Local income tax increase up for county council vote next week

A week before the initial vote, no member of the Bartholomew County Council is publicly expressing a desire to change a proposal to increase the county’s local income tax by 40 percent.

If the rate is raised from 1.25 to 1.75 percent of gross pay, individuals making $50,000 a year would see their local income tax go up by $4.80 a week or $250 a year, according to an estimate by Bartholomew County Auditor Barb Hackman.

After two weeks of budget talks, the county’s 2018 general fund budget still has a $1.7 million deficit, and council member Jorge Morales says there’s nothing left to cut except employees, which he calls unacceptable.

The new tax would raise $4.8 million for the county, and about $6.2 million for the city of Columbus, Hackman said.

“I’m trying to be objective and open-minded,” said Bill Lentz, who voted Tuesday with councilman Matt Miller against considering the increase.

In contrast, four council members — Morales, Chris Ogle, Mark Gorbett and council president Laura DeDomenic — voted to prepare the tax increase proposal for consideration.

Council member Evelyn Pence abstained.

“I know someone here may change their minds (about this tax increase),” DeDomenic said to council Tuesday. “If you do, you need to come to the table with alternatives.”

When the council considered and later refused to support a new cumulative capital development tax in July, a number of anti-tax residents voiced their dissatisfaction.

But Morales said Tuesday he has received up to a half-dozen telephone calls congratulating the council for moving ahead with the tax increase proposal.

“While nobody likes taxes, they understood why we are doing it,” Morales said. “A lot of it stems from the opioid problem we’re having.”

As many as 15 people have told DeDomenic they believe the council is doing the right thing by taking steps to finally address tough issues that keep resurfacing every year, the council president said.

“‘Taking my head out of the sand’ is what one person said to me,” DeDomenic said.

DeDomenic emphasized multiple times on Tuesday that the tax hike is being considered mostly for public safety.

Last month, Bartholomew County Sheriff Matt Myers proposed a 2018 spending plan that calls for nearly $1 million in additional funding for both the jail and law enforcement divisions when compared to the approved 2017 budget.

A study released earlier this year states current jail staffing is 16 full-time positions lower than the standard set by the Indiana Department of Correction, Myers said.

Myers is proposing five additional correction staff members and 10 part-time jail employees. In law enforcement, most of the increase will go toward hiring three new road patrol deputies and obtaining 11 patrol vehicles, Myers said.

The additional funds sought by Myers do not include any proposals from the Alliance for Substance Abuse Progress in Bartholomew County.

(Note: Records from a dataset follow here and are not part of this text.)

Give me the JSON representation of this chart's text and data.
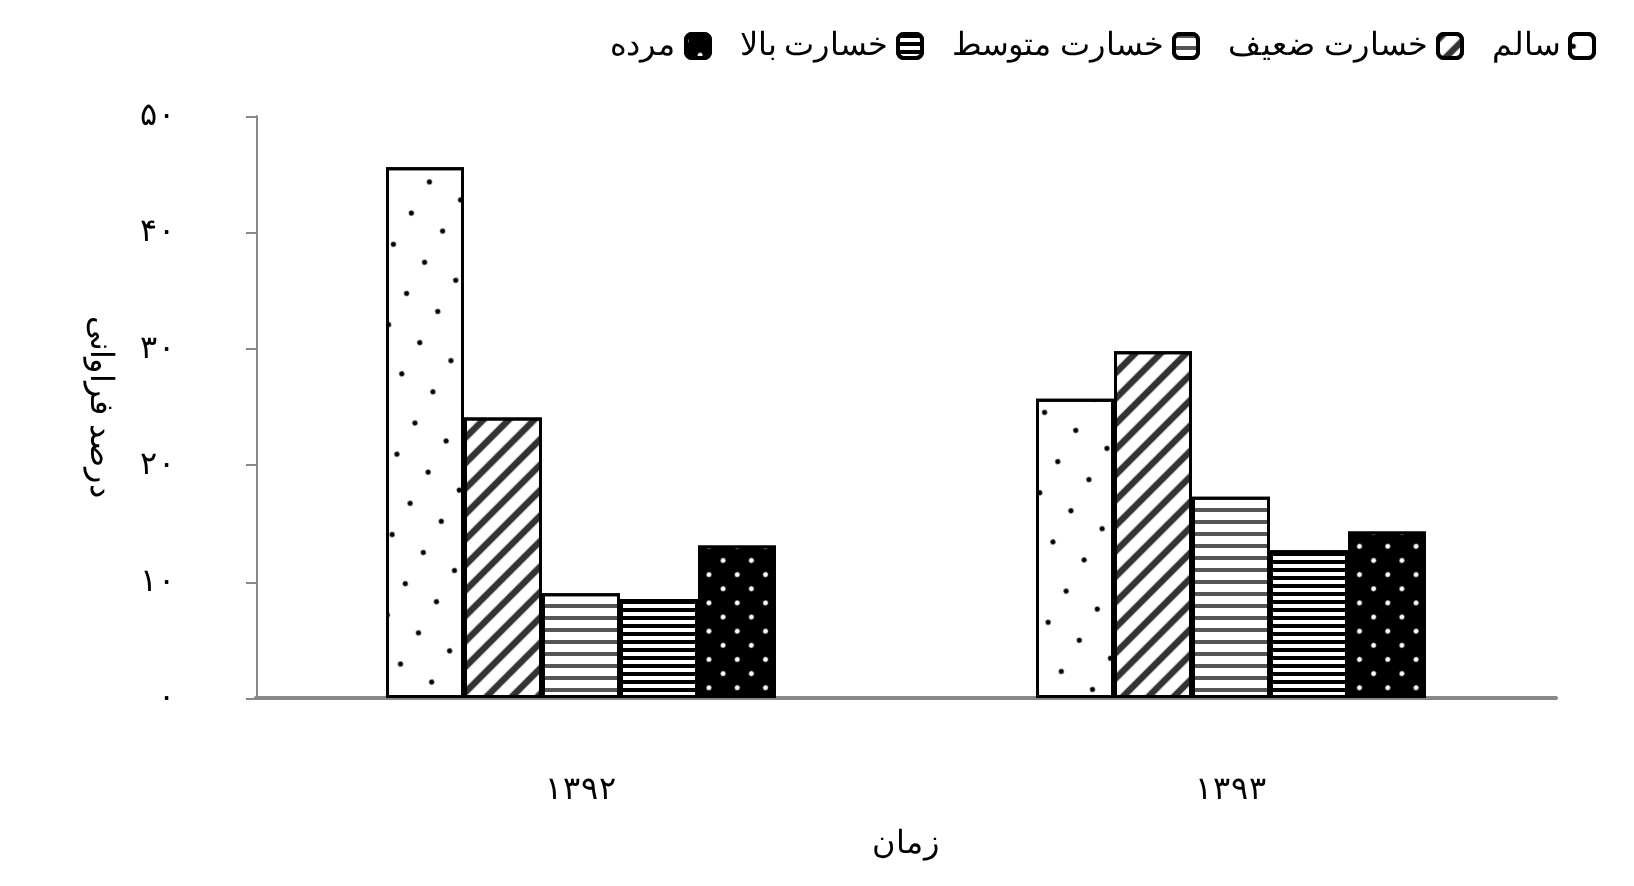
{
  "chart_data": {
    "type": "bar",
    "xlabel": "زمان",
    "ylabel": "درصد فراوانی",
    "categories": [
      "۱۳۹۲",
      "۱۳۹۳"
    ],
    "series": [
      {
        "name": "سالم",
        "color": "#ffffff",
        "values": [
          45.6,
          25.7
        ]
      },
      {
        "name": "خسارت ضعیف",
        "color": "#ffffff",
        "values": [
          24.1,
          29.8
        ]
      },
      {
        "name": "خسارت متوسط",
        "color": "#ffffff",
        "values": [
          9.0,
          17.3
        ]
      },
      {
        "name": "خسارت بالا",
        "color": "#ffffff",
        "values": [
          8.5,
          12.7
        ]
      },
      {
        "name": "مرده",
        "color": "#000000",
        "values": [
          13.1,
          14.3
        ]
      }
    ],
    "ylim": [
      0,
      50
    ],
    "yticks": [
      {
        "value": 0,
        "label": "۰"
      },
      {
        "value": 10,
        "label": "۱۰"
      },
      {
        "value": 20,
        "label": "۲۰"
      },
      {
        "value": 30,
        "label": "۳۰"
      },
      {
        "value": 40,
        "label": "۴۰"
      },
      {
        "value": 50,
        "label": "۵۰"
      }
    ],
    "grid": false,
    "legend": "top right"
  }
}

The alliance is expected to recommend that an unused 120-bed section of the jail be converted into an addiction-recovery center for inmates.

On Tuesday, Myers said he only wants part of that area converted into a recovery center, while the rest should be reserved for inmate overflow.

Miller was the only council member who voiced objections about placing a recovery center inside the jail.

DeDomenic said the city of Columbus was receptive about mutually funding any initiatives proposed by the alliance.

In the payroll portion of the 2018 budget, the county council is considering a 3 percent salary increase for more than 400 county employees.

What's next?

The first reading of an ordinance calling for a hike in local income taxes will be heard along with the first reading of the 2018 budget by the Bartholomew County Council at 6 p.m. Sept. 13.

If approved next week, the second and final readings of both measures will be held at 6 p.m. Oct. 10.

The council meets in their fourth floor chambers in the Bartholomew County Government Office building at the corner of Third and Franklin streets.